Integration by parts isn't useful either as it makes an infinitely long sequence.

Macluarin expansions also don't help. They make something very messy.

gah!!

2. No elementary primitive.

3. What do you mean by that?

Is there a special trick to integrate it?

It seems like there is something to it because it has it's own definition for it's integral: Si(x).

4. No trick, you can't find a primitive.

Perhaps this is a question involving the FTC.

5. What does FTC stand for?

I tried googling it but it didn't work =S

Is a primitive the same as an antiderivative?

And, FTC means Fundamental Theorem of Calculus; but dunno what you want to do with your problem.

7. umm, I want to find an expression for the integral.

I have the answer, but I can't work out how to get there.

I get stuck on having $\displaystyle sin(3x^2)$ and $\displaystyle sin(2x^3)$. Is there a way to change these into just $\displaystyle sin(x)$? (my question gives the answer in terms of just $\displaystyle sin(x)$).

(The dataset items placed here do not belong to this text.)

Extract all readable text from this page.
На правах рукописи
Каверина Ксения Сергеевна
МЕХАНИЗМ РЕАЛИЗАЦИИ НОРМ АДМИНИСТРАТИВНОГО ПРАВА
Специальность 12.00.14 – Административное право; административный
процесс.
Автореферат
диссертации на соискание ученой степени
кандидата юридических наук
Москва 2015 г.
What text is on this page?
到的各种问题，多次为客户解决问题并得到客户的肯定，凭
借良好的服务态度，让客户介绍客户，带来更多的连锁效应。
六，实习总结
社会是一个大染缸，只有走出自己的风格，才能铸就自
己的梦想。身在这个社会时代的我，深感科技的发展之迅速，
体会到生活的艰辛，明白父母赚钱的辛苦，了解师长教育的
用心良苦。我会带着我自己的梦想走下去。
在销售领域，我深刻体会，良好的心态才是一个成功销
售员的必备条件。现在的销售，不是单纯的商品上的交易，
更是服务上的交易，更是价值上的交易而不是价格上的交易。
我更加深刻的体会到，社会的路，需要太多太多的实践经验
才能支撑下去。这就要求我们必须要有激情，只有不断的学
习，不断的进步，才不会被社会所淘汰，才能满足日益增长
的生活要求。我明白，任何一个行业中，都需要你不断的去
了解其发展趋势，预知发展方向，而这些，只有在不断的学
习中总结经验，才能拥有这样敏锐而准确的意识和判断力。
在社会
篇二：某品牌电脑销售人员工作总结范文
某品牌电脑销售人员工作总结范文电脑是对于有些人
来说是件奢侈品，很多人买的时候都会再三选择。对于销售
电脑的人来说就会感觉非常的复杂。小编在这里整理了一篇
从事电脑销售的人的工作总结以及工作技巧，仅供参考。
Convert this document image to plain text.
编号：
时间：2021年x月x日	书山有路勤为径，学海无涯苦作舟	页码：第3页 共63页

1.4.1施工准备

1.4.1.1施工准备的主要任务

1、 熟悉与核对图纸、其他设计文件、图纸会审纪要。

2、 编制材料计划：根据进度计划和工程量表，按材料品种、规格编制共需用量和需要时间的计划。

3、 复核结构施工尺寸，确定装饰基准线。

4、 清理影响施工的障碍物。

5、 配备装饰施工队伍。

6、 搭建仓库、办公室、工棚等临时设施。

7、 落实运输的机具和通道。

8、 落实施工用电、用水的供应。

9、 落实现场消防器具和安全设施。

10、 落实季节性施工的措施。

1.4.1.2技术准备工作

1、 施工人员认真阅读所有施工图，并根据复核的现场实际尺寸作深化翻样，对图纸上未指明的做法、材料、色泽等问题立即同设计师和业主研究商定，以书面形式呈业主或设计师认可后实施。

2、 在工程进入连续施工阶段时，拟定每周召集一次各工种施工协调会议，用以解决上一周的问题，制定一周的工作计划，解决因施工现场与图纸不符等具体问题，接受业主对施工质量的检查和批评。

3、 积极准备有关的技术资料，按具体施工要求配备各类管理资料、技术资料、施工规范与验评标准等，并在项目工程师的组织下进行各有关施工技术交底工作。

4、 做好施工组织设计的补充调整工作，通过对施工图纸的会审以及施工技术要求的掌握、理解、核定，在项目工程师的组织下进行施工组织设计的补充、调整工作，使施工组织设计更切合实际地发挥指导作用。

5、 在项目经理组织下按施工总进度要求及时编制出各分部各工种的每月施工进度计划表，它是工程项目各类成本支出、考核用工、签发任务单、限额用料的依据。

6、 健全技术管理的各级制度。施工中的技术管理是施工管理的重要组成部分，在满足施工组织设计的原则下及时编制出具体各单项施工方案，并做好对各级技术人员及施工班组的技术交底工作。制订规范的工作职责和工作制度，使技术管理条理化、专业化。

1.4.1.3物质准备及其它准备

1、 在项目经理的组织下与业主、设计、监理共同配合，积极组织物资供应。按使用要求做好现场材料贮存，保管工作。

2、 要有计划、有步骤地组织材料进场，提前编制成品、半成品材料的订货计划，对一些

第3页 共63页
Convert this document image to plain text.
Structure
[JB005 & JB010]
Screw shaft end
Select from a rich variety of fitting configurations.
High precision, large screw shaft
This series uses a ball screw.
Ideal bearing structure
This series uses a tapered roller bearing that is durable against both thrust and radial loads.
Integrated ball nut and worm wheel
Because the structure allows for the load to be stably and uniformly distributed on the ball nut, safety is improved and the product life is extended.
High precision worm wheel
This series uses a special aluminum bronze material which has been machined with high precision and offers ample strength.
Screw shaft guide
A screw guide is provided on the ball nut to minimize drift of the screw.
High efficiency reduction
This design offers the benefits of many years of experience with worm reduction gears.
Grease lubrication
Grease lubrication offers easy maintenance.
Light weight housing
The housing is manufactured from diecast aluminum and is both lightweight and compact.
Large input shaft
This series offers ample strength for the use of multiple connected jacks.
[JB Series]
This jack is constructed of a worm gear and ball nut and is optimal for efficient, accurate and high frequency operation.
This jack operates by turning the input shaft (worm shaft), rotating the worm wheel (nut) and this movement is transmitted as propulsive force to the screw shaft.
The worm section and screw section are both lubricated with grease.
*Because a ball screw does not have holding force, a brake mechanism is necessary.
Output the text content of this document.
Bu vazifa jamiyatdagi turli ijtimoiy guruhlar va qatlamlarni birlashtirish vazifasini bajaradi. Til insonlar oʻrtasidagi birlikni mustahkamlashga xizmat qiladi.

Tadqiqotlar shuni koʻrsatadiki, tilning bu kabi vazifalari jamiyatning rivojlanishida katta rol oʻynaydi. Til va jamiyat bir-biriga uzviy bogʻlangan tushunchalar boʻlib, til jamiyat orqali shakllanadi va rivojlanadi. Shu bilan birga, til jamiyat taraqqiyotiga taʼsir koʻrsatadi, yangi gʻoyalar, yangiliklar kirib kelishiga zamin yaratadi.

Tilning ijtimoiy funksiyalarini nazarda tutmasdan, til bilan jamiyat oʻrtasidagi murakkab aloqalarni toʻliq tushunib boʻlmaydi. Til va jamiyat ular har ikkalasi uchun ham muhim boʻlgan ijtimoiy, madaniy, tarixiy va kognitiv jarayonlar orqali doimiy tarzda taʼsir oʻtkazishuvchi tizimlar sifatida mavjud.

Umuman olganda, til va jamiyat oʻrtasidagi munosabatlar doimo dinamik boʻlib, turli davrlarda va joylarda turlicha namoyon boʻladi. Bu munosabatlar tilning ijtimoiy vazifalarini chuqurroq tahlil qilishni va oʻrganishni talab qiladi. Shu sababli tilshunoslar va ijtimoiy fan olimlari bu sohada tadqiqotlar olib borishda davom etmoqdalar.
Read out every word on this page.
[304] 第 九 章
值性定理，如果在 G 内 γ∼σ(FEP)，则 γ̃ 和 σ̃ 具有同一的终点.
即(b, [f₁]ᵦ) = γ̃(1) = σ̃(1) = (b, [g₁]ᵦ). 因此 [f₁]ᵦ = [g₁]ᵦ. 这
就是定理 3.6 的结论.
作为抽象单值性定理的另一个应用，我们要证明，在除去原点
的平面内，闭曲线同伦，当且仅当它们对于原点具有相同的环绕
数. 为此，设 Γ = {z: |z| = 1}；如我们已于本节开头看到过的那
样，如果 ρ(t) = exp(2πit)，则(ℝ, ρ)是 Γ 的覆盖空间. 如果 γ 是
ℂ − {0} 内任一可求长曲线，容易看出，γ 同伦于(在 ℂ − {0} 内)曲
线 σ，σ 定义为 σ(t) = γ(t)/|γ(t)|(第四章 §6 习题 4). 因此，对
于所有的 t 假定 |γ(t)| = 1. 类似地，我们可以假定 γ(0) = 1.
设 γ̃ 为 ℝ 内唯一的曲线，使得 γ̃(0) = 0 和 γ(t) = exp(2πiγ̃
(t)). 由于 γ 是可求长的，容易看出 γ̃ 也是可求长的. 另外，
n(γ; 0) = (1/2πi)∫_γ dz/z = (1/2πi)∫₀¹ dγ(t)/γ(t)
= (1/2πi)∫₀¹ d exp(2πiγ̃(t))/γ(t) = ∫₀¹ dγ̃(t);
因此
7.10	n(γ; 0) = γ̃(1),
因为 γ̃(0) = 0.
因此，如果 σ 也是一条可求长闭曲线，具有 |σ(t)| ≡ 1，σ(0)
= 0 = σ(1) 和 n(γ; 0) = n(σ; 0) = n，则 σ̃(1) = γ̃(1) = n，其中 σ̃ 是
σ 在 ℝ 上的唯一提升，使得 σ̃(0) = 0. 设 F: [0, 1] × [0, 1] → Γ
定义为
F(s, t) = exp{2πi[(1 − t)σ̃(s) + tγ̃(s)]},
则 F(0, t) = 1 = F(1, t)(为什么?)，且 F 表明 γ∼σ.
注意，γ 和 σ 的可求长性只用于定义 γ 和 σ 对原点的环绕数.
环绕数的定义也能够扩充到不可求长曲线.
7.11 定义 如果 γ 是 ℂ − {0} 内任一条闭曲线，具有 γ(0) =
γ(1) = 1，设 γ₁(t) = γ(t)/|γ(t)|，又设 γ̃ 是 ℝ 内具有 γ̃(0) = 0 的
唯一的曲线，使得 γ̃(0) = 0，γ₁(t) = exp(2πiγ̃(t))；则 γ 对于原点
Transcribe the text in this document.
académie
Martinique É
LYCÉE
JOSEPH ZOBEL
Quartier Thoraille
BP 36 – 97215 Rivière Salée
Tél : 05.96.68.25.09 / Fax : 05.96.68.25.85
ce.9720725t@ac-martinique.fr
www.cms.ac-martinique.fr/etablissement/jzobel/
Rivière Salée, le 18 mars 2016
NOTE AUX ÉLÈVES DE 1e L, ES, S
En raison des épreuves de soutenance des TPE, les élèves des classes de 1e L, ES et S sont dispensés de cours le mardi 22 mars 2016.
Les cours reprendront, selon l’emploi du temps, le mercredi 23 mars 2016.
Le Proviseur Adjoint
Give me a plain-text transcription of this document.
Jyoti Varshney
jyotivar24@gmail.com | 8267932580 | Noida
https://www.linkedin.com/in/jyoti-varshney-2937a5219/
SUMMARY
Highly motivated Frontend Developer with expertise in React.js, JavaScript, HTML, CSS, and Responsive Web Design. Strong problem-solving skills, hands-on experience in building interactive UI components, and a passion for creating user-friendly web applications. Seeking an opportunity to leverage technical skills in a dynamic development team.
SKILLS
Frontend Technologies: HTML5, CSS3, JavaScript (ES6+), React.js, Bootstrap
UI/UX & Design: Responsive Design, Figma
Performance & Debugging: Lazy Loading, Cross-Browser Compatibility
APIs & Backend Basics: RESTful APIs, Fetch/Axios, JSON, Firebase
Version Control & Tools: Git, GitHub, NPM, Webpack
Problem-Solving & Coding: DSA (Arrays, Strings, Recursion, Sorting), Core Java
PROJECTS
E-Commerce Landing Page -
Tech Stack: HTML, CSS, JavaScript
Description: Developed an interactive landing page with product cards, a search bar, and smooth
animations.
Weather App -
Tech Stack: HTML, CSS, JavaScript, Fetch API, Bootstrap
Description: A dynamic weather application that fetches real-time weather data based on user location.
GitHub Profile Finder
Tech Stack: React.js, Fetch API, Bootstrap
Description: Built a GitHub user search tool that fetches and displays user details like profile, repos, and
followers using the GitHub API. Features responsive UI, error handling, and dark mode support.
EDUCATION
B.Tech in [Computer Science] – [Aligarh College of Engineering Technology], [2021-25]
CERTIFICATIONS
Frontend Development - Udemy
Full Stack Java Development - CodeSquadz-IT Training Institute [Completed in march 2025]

Double angle formulae don't work for this part either...

8. Please, give me the answer, I'm pretty sure what is this.

9. Okay then, here's the rest of the question:

Show that $\displaystyle \frac{dI}{dx}=(1-x)sin(x)$ and deduce that $\displaystyle I(x)=1-cos(x)+xcos(x)-sin(x)$
.

10. Originally Posted by Showcase_22
Okay then, here's the rest of the question:

.
So differentiate $\displaystyle I(x)=\frac 16 \int_{2x^3}^{3x^2} \frac{\sin(t)}{t} ~dt$

Let $\displaystyle F(t)$ be an antiderivative of $\displaystyle \frac{\sin(t)}{t}$

Then $\displaystyle I(x)=\frac 16 (F(3x^2)-F(2x^3))$

Now you know that $\displaystyle F'(t)=\frac{\sin(t)}{t}$ by definition of an antiderivative.

So $\displaystyle \frac{dI}{dx}=x F'(3x^2)-x^2 F'(2x^3)$ by the chain rule of differentiation.

$\displaystyle \frac{dI}{dx}=x \cdot \frac{\sin(3x^2)}{3x^2}-x^2 \cdot \frac{\sin(2x^3)}{2x^3}=\frac{1}{x} \cdot \sin(3x^2)-\frac 1x \cdot \sin(2x^3)$

I'm sorry I have to go to eat... I'll think about the rest later

11. Well there's no need.

I walked into todays lecture and he changed the question completely!

I like your method Moo, i'll remember that for another time (hopefully for a similar question in the future!).

If anyone can actually integrate this between the limits I would really like to see how it's done. It's really quite puzzling.